Предубежденное отношение Гончарова к революционно-демократическому движению 60-х годов, оценка ряда явлений русской общественной жизни того времени с ограниченных и порою консервативных позиций – все это повредило, конечно, «Обрыву». Именно эта ограниченность общественных воззрений художника и была причиной всех тех отступлений от реализма, которые Гончаров допустил в своем последнем романе. Но эти недостатки не могут от нас заслонить больших и важных достоинств «Обрыва». В «Обрыве» Гончаров в основном остался верен себе как истинный художник-реалист.
Созданные им образы и картины свидетельствуют о критическом взгляде художника на действительность, о стремлении подчинить свое творчество «интересам жизни». Как ни мал и узок сам по себе мир «бытия» дворянско-поместной усадьбы Малиновки, в нем, этом мирке, широко и во многом объективно отображен ряд существенных черт и тенденций русского общественного развития. В самых обычных фактах и явлениях быта и нравов, в переживаниях своих героев Гончаров умел находить глубокие конфликты и противоречия, драматизм жизни. «Думал ли я, – говорит в романе Райский, – что в этом углу вдруг попаду на такие драмы, на такие личности? Как громадна и страшна простая жизнь в наготе ее правды…»
Как художник Гончаров достигал высокой и вдохновенной поэтичности в своих изображениях. Образ подлинной героини романа Веры воплощает в себе благородную и нравственную красоту, силу души русской женщины. Исполнен естественности, теплоты, безыскусственной жажды жизни и счастья образ Марфеньки, облик которой, по словам романиста, дышит «поэзией чистой, свежей, природной». Много жизненной правды запечатлено в образе бабушки, переживаниях учителя Козлова.
Писатель считал, что литература должна изображать всю правду, избегать односторонности: «Изображать одно хорошее, светлое, отрадное в человеческой природе – значит скрадывать правду, то есть изображать неполно и поэтому неверно… Света без теней изобразить нельзя…» Поэтому искусство, по мнению Гончарова, должно «осветить все глубины жизни, обнажить ее скрытые основы и весь механизм…» («Намерения, задачи и идеи романа „Обрыв“»).
«Роман как картина жизни» – этот плодотворный эстетический принцип был положен и в основу творческой работы над «Обрывом». В своих трех романах Гончаров видел как бы один большой роман – своеобразную трилогию, одно зеркало, где «отразились три эпохи старой жизни» (из «Предисловия» к «Обрыву»).
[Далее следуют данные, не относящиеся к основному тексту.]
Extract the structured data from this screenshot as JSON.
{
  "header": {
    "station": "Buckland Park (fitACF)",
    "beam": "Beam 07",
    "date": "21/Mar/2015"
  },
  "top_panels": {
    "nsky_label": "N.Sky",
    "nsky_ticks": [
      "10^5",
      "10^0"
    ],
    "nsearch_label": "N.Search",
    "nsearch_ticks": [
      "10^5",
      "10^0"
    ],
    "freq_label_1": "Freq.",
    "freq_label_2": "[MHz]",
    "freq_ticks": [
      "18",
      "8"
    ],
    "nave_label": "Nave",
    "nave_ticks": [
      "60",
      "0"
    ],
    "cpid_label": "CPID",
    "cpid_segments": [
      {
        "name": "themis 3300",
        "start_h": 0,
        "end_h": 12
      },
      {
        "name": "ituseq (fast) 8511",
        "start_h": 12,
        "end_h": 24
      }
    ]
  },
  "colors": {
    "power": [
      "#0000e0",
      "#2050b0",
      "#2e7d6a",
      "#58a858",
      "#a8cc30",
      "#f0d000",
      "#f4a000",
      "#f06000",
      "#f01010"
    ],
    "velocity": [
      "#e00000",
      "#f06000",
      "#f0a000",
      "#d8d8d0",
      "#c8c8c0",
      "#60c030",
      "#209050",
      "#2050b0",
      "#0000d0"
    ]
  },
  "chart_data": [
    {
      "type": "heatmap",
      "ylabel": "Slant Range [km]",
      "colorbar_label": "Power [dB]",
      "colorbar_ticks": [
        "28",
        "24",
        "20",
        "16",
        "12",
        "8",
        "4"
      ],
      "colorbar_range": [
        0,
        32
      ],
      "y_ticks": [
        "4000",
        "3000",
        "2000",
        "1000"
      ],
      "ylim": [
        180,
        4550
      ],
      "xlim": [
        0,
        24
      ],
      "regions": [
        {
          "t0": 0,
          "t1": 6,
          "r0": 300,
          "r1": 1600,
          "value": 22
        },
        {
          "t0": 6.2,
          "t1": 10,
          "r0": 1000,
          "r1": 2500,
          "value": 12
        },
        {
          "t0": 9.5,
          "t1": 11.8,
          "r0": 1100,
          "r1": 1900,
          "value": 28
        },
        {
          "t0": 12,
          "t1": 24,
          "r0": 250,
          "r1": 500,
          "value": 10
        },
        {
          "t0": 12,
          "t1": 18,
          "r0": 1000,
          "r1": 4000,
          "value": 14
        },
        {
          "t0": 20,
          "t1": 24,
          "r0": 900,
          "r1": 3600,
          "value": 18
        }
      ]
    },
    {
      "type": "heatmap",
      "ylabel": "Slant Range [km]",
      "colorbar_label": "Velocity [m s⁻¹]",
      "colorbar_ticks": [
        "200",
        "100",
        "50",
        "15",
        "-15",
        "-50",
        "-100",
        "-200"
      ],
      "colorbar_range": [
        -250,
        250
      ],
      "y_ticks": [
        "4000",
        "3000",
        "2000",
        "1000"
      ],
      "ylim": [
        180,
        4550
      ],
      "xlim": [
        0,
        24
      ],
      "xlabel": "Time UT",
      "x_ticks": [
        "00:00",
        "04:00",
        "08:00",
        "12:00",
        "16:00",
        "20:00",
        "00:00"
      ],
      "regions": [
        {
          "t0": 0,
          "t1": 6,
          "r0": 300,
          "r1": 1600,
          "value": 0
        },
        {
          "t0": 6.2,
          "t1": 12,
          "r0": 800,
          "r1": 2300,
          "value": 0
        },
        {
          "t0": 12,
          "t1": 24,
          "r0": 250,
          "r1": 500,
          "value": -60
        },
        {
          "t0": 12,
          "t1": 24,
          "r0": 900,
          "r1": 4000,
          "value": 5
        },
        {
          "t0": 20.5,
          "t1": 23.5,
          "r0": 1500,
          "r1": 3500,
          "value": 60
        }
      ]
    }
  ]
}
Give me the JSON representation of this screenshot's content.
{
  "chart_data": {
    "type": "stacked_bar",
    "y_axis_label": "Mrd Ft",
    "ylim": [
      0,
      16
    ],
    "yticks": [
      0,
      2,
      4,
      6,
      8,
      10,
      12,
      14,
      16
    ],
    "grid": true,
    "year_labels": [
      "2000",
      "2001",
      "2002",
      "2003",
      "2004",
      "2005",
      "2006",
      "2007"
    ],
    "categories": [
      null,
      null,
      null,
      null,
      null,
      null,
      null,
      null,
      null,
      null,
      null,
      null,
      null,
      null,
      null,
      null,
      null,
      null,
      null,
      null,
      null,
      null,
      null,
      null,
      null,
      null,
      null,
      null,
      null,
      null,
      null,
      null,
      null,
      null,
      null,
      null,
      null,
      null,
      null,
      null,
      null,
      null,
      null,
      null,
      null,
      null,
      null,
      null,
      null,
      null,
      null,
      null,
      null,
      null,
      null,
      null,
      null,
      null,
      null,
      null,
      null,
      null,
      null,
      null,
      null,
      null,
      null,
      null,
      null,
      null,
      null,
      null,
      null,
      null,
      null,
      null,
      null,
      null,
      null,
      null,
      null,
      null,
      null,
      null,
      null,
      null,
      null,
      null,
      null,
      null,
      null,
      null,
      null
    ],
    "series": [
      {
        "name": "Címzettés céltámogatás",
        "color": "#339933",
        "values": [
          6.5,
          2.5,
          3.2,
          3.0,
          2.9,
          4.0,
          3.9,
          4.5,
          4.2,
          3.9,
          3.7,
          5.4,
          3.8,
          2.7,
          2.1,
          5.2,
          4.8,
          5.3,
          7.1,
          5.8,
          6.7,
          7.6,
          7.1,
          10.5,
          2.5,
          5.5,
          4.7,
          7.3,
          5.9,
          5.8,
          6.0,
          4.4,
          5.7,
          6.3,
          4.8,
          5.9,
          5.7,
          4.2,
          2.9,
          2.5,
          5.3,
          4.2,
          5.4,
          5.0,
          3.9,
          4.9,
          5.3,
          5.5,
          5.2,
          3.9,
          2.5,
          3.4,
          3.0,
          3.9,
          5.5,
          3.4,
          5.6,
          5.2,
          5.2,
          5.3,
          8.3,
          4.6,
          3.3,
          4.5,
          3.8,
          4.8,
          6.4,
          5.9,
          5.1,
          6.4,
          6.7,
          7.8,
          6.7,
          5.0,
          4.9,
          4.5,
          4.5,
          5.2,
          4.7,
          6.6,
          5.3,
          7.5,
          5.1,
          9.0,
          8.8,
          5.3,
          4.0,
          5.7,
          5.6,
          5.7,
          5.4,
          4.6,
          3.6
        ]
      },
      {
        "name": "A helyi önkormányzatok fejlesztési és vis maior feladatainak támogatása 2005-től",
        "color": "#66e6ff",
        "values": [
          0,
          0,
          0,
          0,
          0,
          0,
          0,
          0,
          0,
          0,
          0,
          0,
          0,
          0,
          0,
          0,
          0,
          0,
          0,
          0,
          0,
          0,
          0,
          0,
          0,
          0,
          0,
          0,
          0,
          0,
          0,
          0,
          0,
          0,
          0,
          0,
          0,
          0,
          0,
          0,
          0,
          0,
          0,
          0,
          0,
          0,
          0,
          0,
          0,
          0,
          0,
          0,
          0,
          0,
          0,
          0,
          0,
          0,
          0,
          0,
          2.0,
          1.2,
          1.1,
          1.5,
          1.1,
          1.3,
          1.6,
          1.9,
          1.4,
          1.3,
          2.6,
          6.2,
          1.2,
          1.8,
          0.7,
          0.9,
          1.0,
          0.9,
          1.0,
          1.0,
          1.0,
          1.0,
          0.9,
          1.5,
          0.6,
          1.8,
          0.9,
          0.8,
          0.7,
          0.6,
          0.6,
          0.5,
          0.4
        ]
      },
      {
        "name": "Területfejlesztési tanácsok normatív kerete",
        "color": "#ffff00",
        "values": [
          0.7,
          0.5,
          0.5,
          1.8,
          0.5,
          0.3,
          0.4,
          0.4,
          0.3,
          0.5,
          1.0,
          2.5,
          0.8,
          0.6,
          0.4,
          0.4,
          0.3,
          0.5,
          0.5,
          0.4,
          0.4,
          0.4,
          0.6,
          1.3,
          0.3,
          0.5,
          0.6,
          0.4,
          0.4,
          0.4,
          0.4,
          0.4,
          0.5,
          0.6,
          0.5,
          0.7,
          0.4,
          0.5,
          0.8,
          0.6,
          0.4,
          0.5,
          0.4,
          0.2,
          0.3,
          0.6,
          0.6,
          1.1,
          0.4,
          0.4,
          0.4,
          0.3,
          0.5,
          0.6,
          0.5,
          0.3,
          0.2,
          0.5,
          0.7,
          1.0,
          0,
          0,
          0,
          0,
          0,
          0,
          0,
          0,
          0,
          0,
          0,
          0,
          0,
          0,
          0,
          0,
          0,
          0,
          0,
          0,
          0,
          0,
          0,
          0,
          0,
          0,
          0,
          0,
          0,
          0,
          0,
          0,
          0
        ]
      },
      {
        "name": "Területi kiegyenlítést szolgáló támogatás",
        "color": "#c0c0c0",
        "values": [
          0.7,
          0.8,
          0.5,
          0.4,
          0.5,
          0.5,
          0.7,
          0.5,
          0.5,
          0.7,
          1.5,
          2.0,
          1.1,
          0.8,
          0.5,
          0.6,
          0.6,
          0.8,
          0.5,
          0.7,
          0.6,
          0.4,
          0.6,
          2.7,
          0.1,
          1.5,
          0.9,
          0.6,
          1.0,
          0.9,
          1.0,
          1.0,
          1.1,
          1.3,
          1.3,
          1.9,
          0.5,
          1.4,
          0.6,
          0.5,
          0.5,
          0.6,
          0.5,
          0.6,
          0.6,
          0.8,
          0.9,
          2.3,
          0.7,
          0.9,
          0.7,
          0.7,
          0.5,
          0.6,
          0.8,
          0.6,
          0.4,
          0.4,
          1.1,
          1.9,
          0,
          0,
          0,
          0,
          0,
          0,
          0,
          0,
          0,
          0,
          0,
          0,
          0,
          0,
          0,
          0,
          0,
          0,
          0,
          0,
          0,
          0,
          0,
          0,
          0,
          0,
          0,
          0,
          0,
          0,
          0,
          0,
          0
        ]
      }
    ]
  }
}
В своих статьях автокритического характера Гончаров настойчиво говорил: «Вижу не три романа, а один. Все они связаны одной общей нитью, одною последовательною идеею – перехода от одной эпохи русской жизни, которую я переживал, к другой…» («Лучше поздно, чем никогда»). Сам Гончаров указывал на тот факт, что в рамки его романов «укладывались продолжительные периоды». В своем творчестве он исходил из показа реальной жизни, хотя и определенным образом ограничивал себя – рисовал в основном «старую русскую жизнь», дореформенную ее пору.
Сличение рукописного и печатного текстов романа позволяет видеть, какую громадную работу Гончаров как художник проделал по совершенствованию образов, картин, языка, композиции и архитектоники романа. В «Обрыв» Гончаров вложил поистине громадные жизненные силы и труд. «Это дитя моего сердца», – писал он А. Фету в 1869 году.
Рукопись «Обрыва» (черновая, неполная) хранится в архиве Пушкинского дома Академии наук СССР в Ленинграде; первые три части ее относятся к 1859–1860 годам, четвертая и пятая – к 1865–1868 годам. Отдельные главы романа (рукопись первоначальная, черновая) находятся в Ленинградской Публичной библиотеке им. Салтыкова-Щедрина. Настоящее издание печатается по тексту второго прижизненного собрания сочинений И. А. Гончарова 1886–1889 годов с проверкой и исправлением по всем предыдущим изданиям.